One, as regional development banks responsible for the regulation of money and credit within a specific district, each local Federal Reserve bank must have the power to negotiate directly with foreign central banks and their representatives. A mandatory 100% reserve requirement and prohibition against monetizing government deficits will, of course, greatly restrict the power that even the Board of Governors now enjoys with respect to foreign central banks with respect to dealing in foreign government securities and foreign currency exchange. Restoration of this provision may, therefore, be largely symbolic, but it is important nonetheless to emphasize regional autonomy under the principle of subsidiarity.

Two, each regional Federal Reserve bank must have the power to engage in open market operations within its district fully restored. The only change — effective for the system as a whole, and not to be construed as a punitive measure against the regional Federal Reserve banks — would be an absolute prohibition against dealing in any form of government securities, foreign or domestic, primary or secondary, local, state, or federal.
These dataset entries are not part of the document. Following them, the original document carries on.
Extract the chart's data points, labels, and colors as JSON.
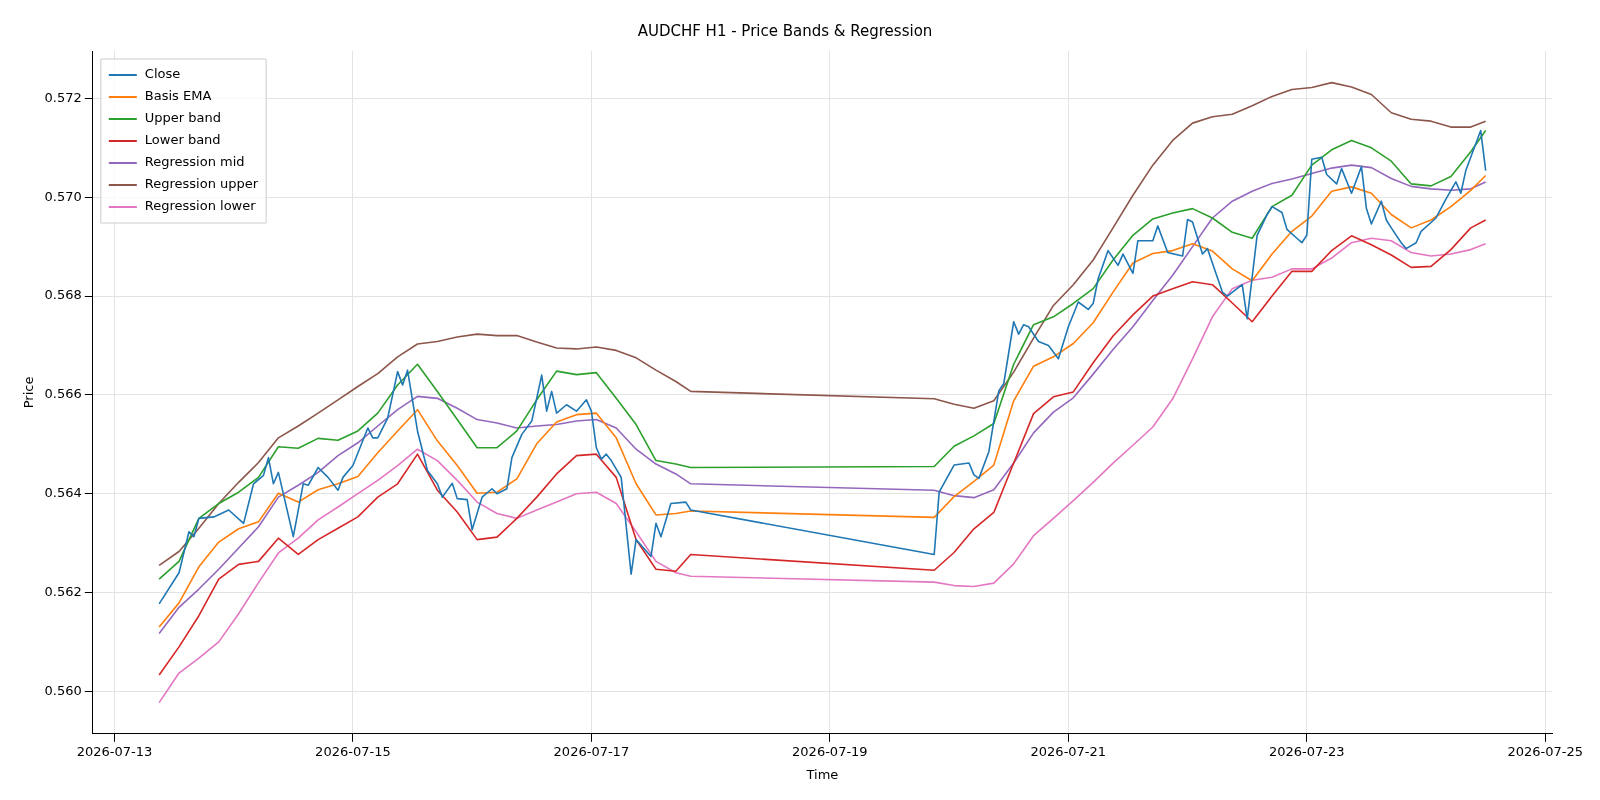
{
  "chart_data": {
    "type": "line",
    "title": "AUDCHF H1 - Price Bands & Regression",
    "xlabel": "Time",
    "ylabel": "Price",
    "x": [
      "2026-07-13T09:00",
      "2026-07-13T13:00",
      "2026-07-13T17:00",
      "2026-07-13T21:00",
      "2026-07-14T01:00",
      "2026-07-14T05:00",
      "2026-07-14T09:00",
      "2026-07-14T13:00",
      "2026-07-14T17:00",
      "2026-07-14T21:00",
      "2026-07-15T01:00",
      "2026-07-15T05:00",
      "2026-07-15T09:00",
      "2026-07-15T13:00",
      "2026-07-15T17:00",
      "2026-07-15T21:00",
      "2026-07-16T01:00",
      "2026-07-16T05:00",
      "2026-07-16T09:00",
      "2026-07-16T13:00",
      "2026-07-16T17:00",
      "2026-07-16T21:00",
      "2026-07-17T01:00",
      "2026-07-17T05:00",
      "2026-07-17T09:00",
      "2026-07-17T13:00",
      "2026-07-17T17:00",
      "2026-07-17T20:00",
      "2026-07-19T21:00",
      "2026-07-20T01:00",
      "2026-07-20T05:00",
      "2026-07-20T09:00",
      "2026-07-20T13:00",
      "2026-07-20T17:00",
      "2026-07-20T21:00",
      "2026-07-21T01:00",
      "2026-07-21T05:00",
      "2026-07-21T09:00",
      "2026-07-21T13:00",
      "2026-07-21T17:00",
      "2026-07-21T21:00",
      "2026-07-22T01:00",
      "2026-07-22T05:00",
      "2026-07-22T09:00",
      "2026-07-22T13:00",
      "2026-07-22T17:00",
      "2026-07-22T21:00",
      "2026-07-23T01:00",
      "2026-07-23T05:00",
      "2026-07-23T09:00",
      "2026-07-23T13:00",
      "2026-07-23T17:00",
      "2026-07-23T21:00",
      "2026-07-24T01:00",
      "2026-07-24T05:00",
      "2026-07-24T09:00",
      "2026-07-24T12:00"
    ],
    "series": [
      {
        "name": "Close",
        "color": "#1f77b4",
        "x": [
          "2026-07-13T09:00",
          "2026-07-13T13:00",
          "2026-07-13T15:00",
          "2026-07-13T16:00",
          "2026-07-13T17:00",
          "2026-07-13T20:00",
          "2026-07-13T23:00",
          "2026-07-14T02:00",
          "2026-07-14T04:00",
          "2026-07-14T06:00",
          "2026-07-14T07:00",
          "2026-07-14T08:00",
          "2026-07-14T09:00",
          "2026-07-14T12:00",
          "2026-07-14T14:00",
          "2026-07-14T15:00",
          "2026-07-14T17:00",
          "2026-07-14T19:00",
          "2026-07-14T21:00",
          "2026-07-14T22:00",
          "2026-07-15T00:00",
          "2026-07-15T03:00",
          "2026-07-15T04:00",
          "2026-07-15T05:00",
          "2026-07-15T07:00",
          "2026-07-15T09:00",
          "2026-07-15T10:00",
          "2026-07-15T11:00",
          "2026-07-15T13:00",
          "2026-07-15T15:00",
          "2026-07-15T17:00",
          "2026-07-15T18:00",
          "2026-07-15T20:00",
          "2026-07-15T21:00",
          "2026-07-15T23:00",
          "2026-07-16T00:00",
          "2026-07-16T02:00",
          "2026-07-16T04:00",
          "2026-07-16T05:00",
          "2026-07-16T07:00",
          "2026-07-16T08:00",
          "2026-07-16T10:00",
          "2026-07-16T12:00",
          "2026-07-16T14:00",
          "2026-07-16T15:00",
          "2026-07-16T16:00",
          "2026-07-16T17:00",
          "2026-07-16T19:00",
          "2026-07-16T21:00",
          "2026-07-16T23:00",
          "2026-07-17T00:00",
          "2026-07-17T01:00",
          "2026-07-17T02:00",
          "2026-07-17T03:00",
          "2026-07-17T04:00",
          "2026-07-17T06:00",
          "2026-07-17T08:00",
          "2026-07-17T09:00",
          "2026-07-17T12:00",
          "2026-07-17T13:00",
          "2026-07-17T14:00",
          "2026-07-17T16:00",
          "2026-07-17T19:00",
          "2026-07-17T20:00",
          "2026-07-19T21:00",
          "2026-07-19T22:00",
          "2026-07-20T01:00",
          "2026-07-20T04:00",
          "2026-07-20T05:00",
          "2026-07-20T06:00",
          "2026-07-20T08:00",
          "2026-07-20T10:00",
          "2026-07-20T11:00",
          "2026-07-20T13:00",
          "2026-07-20T14:00",
          "2026-07-20T15:00",
          "2026-07-20T16:00",
          "2026-07-20T18:00",
          "2026-07-20T20:00",
          "2026-07-20T22:00",
          "2026-07-21T00:00",
          "2026-07-21T02:00",
          "2026-07-21T04:00",
          "2026-07-21T05:00",
          "2026-07-21T06:00",
          "2026-07-21T08:00",
          "2026-07-21T10:00",
          "2026-07-21T11:00",
          "2026-07-21T13:00",
          "2026-07-21T14:00",
          "2026-07-21T17:00",
          "2026-07-21T18:00",
          "2026-07-21T20:00",
          "2026-07-21T23:00",
          "2026-07-22T00:00",
          "2026-07-22T01:00",
          "2026-07-22T03:00",
          "2026-07-22T04:00",
          "2026-07-22T07:00",
          "2026-07-22T08:00",
          "2026-07-22T11:00",
          "2026-07-22T12:00",
          "2026-07-22T14:00",
          "2026-07-22T16:00",
          "2026-07-22T17:00",
          "2026-07-22T19:00",
          "2026-07-22T20:00",
          "2026-07-22T22:00",
          "2026-07-22T23:00",
          "2026-07-23T00:00",
          "2026-07-23T01:00",
          "2026-07-23T03:00",
          "2026-07-23T04:00",
          "2026-07-23T06:00",
          "2026-07-23T07:00",
          "2026-07-23T09:00",
          "2026-07-23T11:00",
          "2026-07-23T12:00",
          "2026-07-23T13:00",
          "2026-07-23T15:00",
          "2026-07-23T16:00",
          "2026-07-23T17:00",
          "2026-07-23T19:00",
          "2026-07-23T20:00",
          "2026-07-23T22:00",
          "2026-07-23T23:00",
          "2026-07-24T02:00",
          "2026-07-24T04:00",
          "2026-07-24T06:00",
          "2026-07-24T07:00",
          "2026-07-24T08:00",
          "2026-07-24T11:00",
          "2026-07-24T12:00"
        ],
        "values": [
          0.56177,
          0.5624,
          0.56323,
          0.56313,
          0.5635,
          0.56353,
          0.56367,
          0.5634,
          0.5642,
          0.56437,
          0.56473,
          0.5642,
          0.56443,
          0.56313,
          0.5642,
          0.56417,
          0.56453,
          0.56433,
          0.56407,
          0.56433,
          0.56457,
          0.56533,
          0.56513,
          0.56513,
          0.56553,
          0.56647,
          0.5662,
          0.5665,
          0.56527,
          0.56447,
          0.5642,
          0.56393,
          0.56421,
          0.5639,
          0.56388,
          0.56327,
          0.56393,
          0.5641,
          0.564,
          0.5641,
          0.56473,
          0.5652,
          0.56547,
          0.5664,
          0.56567,
          0.56607,
          0.56563,
          0.5658,
          0.56567,
          0.5659,
          0.56567,
          0.56493,
          0.5647,
          0.5648,
          0.56467,
          0.56433,
          0.56237,
          0.56307,
          0.56273,
          0.5634,
          0.56313,
          0.5638,
          0.56383,
          0.56367,
          0.56277,
          0.56403,
          0.56458,
          0.56462,
          0.56438,
          0.56431,
          0.56485,
          0.56608,
          0.56623,
          0.56748,
          0.56723,
          0.56742,
          0.56738,
          0.56708,
          0.567,
          0.56673,
          0.56738,
          0.56788,
          0.56773,
          0.56785,
          0.56835,
          0.56892,
          0.56862,
          0.56885,
          0.56846,
          0.56912,
          0.56912,
          0.56942,
          0.56888,
          0.56881,
          0.56955,
          0.5695,
          0.56885,
          0.56896,
          0.56808,
          0.568,
          0.56823,
          0.56754,
          0.56923,
          0.56965,
          0.56981,
          0.56969,
          0.56935,
          0.56917,
          0.56908,
          0.56923,
          0.57077,
          0.57081,
          0.57046,
          0.57027,
          0.57058,
          0.57008,
          0.57062,
          0.56977,
          0.56946,
          0.56992,
          0.56954,
          0.56938,
          0.56908,
          0.56896,
          0.56908,
          0.56931,
          0.56958,
          0.56996,
          0.57031,
          0.57008,
          0.57054,
          0.57135,
          0.57054
        ]
      },
      {
        "name": "Basis EMA",
        "color": "#ff7f0e",
        "values": [
          0.5613,
          0.56179,
          0.56252,
          0.56302,
          0.56329,
          0.56343,
          0.56401,
          0.56383,
          0.56408,
          0.5642,
          0.56435,
          0.56483,
          0.56527,
          0.5657,
          0.56507,
          0.56457,
          0.56401,
          0.56403,
          0.5643,
          0.56501,
          0.56545,
          0.5656,
          0.56563,
          0.56513,
          0.5642,
          0.56357,
          0.5636,
          0.56365,
          0.56352,
          0.56394,
          0.56425,
          0.56458,
          0.56588,
          0.56658,
          0.56677,
          0.56704,
          0.56746,
          0.56808,
          0.56867,
          0.56886,
          0.56892,
          0.56906,
          0.56891,
          0.56855,
          0.56831,
          0.56885,
          0.56931,
          0.56962,
          0.57012,
          0.57021,
          0.57008,
          0.56965,
          0.56938,
          0.56954,
          0.56981,
          0.57014,
          0.57044
        ]
      },
      {
        "name": "Upper band",
        "color": "#2ca02c",
        "values": [
          0.56227,
          0.56263,
          0.5635,
          0.5638,
          0.56403,
          0.56433,
          0.56495,
          0.56492,
          0.56512,
          0.56508,
          0.56527,
          0.56563,
          0.5662,
          0.56662,
          0.56607,
          0.5655,
          0.56493,
          0.56493,
          0.56527,
          0.5659,
          0.56648,
          0.56641,
          0.56645,
          0.56593,
          0.5654,
          0.56467,
          0.5646,
          0.56453,
          0.56455,
          0.56496,
          0.56517,
          0.56542,
          0.56662,
          0.56742,
          0.56758,
          0.56785,
          0.56815,
          0.56873,
          0.56923,
          0.56956,
          0.56968,
          0.56977,
          0.56958,
          0.56929,
          0.56917,
          0.56981,
          0.57004,
          0.57065,
          0.57096,
          0.57115,
          0.571,
          0.57073,
          0.57027,
          0.57023,
          0.57042,
          0.57092,
          0.57135
        ]
      },
      {
        "name": "Lower band",
        "color": "#d62728",
        "values": [
          0.56033,
          0.5609,
          0.56153,
          0.56227,
          0.56257,
          0.56263,
          0.5631,
          0.56277,
          0.56307,
          0.5633,
          0.56353,
          0.56393,
          0.5642,
          0.5648,
          0.56407,
          0.56363,
          0.56307,
          0.56312,
          0.5635,
          0.56393,
          0.5644,
          0.56477,
          0.5648,
          0.56433,
          0.56307,
          0.56247,
          0.56243,
          0.56277,
          0.56245,
          0.56281,
          0.56329,
          0.56362,
          0.56462,
          0.56562,
          0.56596,
          0.56606,
          0.56665,
          0.56719,
          0.56762,
          0.568,
          0.56815,
          0.56829,
          0.56823,
          0.56786,
          0.56748,
          0.568,
          0.5685,
          0.5685,
          0.56892,
          0.56922,
          0.56904,
          0.56883,
          0.56858,
          0.5686,
          0.56894,
          0.56938,
          0.56954
        ]
      },
      {
        "name": "Regression mid",
        "color": "#9467bd",
        "values": [
          0.56117,
          0.5617,
          0.56207,
          0.56247,
          0.5629,
          0.56333,
          0.56393,
          0.56417,
          0.56443,
          0.56477,
          0.56503,
          0.56537,
          0.5657,
          0.56597,
          0.56593,
          0.56573,
          0.5655,
          0.56543,
          0.56533,
          0.56537,
          0.5654,
          0.56547,
          0.5655,
          0.56533,
          0.5649,
          0.5646,
          0.5644,
          0.5642,
          0.56407,
          0.56396,
          0.56392,
          0.56408,
          0.56462,
          0.56523,
          0.56565,
          0.56594,
          0.56642,
          0.56692,
          0.56738,
          0.56791,
          0.56842,
          0.569,
          0.56958,
          0.56992,
          0.57012,
          0.57028,
          0.57037,
          0.57048,
          0.57059,
          0.57065,
          0.5706,
          0.57038,
          0.57022,
          0.57017,
          0.57014,
          0.57017,
          0.57031
        ]
      },
      {
        "name": "Regression upper",
        "color": "#8c564b",
        "values": [
          0.56255,
          0.56283,
          0.5633,
          0.5638,
          0.56423,
          0.56463,
          0.56513,
          0.56537,
          0.56563,
          0.5659,
          0.56617,
          0.56643,
          0.56677,
          0.56703,
          0.56708,
          0.56717,
          0.56723,
          0.5672,
          0.5672,
          0.56707,
          0.56695,
          0.56693,
          0.56697,
          0.5669,
          0.56675,
          0.5665,
          0.56627,
          0.56607,
          0.56592,
          0.56581,
          0.56573,
          0.56588,
          0.56646,
          0.56715,
          0.56781,
          0.56823,
          0.56873,
          0.56938,
          0.57004,
          0.57065,
          0.57115,
          0.5715,
          0.57163,
          0.57168,
          0.57185,
          0.57204,
          0.57218,
          0.57222,
          0.57232,
          0.57223,
          0.57208,
          0.57171,
          0.57158,
          0.57154,
          0.57142,
          0.57142,
          0.57154
        ]
      },
      {
        "name": "Regression lower",
        "color": "#e377c2",
        "values": [
          0.55977,
          0.56037,
          0.56067,
          0.561,
          0.56157,
          0.5622,
          0.5628,
          0.5631,
          0.56347,
          0.56373,
          0.564,
          0.56427,
          0.56457,
          0.5649,
          0.56467,
          0.56427,
          0.56383,
          0.5636,
          0.5635,
          0.56367,
          0.56383,
          0.564,
          0.56403,
          0.5638,
          0.56323,
          0.56263,
          0.5624,
          0.56233,
          0.56221,
          0.56214,
          0.56212,
          0.56219,
          0.56258,
          0.56315,
          0.5635,
          0.56386,
          0.56423,
          0.56462,
          0.56498,
          0.56535,
          0.56592,
          0.56673,
          0.56758,
          0.56815,
          0.56832,
          0.56838,
          0.56855,
          0.56855,
          0.56877,
          0.56908,
          0.56917,
          0.56912,
          0.56888,
          0.56881,
          0.56885,
          0.56894,
          0.56906
        ]
      }
    ],
    "xlim": [
      "2026-07-12T19:39",
      "2026-07-25T01:21"
    ],
    "xticks": [
      "2026-07-13",
      "2026-07-15",
      "2026-07-17",
      "2026-07-19",
      "2026-07-21",
      "2026-07-23",
      "2026-07-25"
    ],
    "ylim": [
      0.55914,
      0.57296
    ],
    "yticks": [
      {
        "value": 0.56,
        "label": "0.560"
      },
      {
        "value": 0.562,
        "label": "0.562"
      },
      {
        "value": 0.564,
        "label": "0.564"
      },
      {
        "value": 0.566,
        "label": "0.566"
      },
      {
        "value": 0.568,
        "label": "0.568"
      },
      {
        "value": 0.57,
        "label": "0.570"
      },
      {
        "value": 0.572,
        "label": "0.572"
      }
    ],
    "grid": true,
    "legend": "top left"
  }
}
Open market operations were only ever intended to supplement rediscounting of qualified industrial, commercial, and agricultural paper as the primary monetary tool of the Federal Reserve System. As a powerful tool directly affecting the market, and thus easily misused, open market operations must be restricted to the original intent of the institution.

Three, each regional Federal Reserve bank must have the power to set the discount rate in its own region. The discount rate is not an arbitrary figure set by the whatever the Board of Governors believes will have the desired effect on money and credit (and thus employment), but should logically be set at a level to cover the cost of creating new money and the cost of administering the system. Obviously this cannot be arbitrary, but determined by the actual costs in each region, which should differ, depending on local conditions.

Finally, four, the Board of Governors must not be permitted to withhold supplies of notes or, more importantly, refuse accommodation to any regional Federal Reserve bank, i.e., refuse to allow other regional Federal Reserve banks to rediscount paper from any other regional Federal Reserve bank. The ability of regional Federal Reserve banks to deal freely among themselves in direct response to the need for liquidity in a particular region is an important internal control mechanism to ensure parity of currency among the different regions and the country as a whole. It should be market-determined, not controlled by a central authority that may be influenced by political motives rather than by the needs of the private sector.

Restoring the autonomy of the regional Federal Reserve banks should, therefore, advance a sound reform of the central banking system in the United States. Consistent with the principle of subsidiarity, restoration of autonomy would make the creation of new money for qualified industrial, commercial, and agricultural investment a local affair rather than something to be decided by a centralized authority subject to over political influence.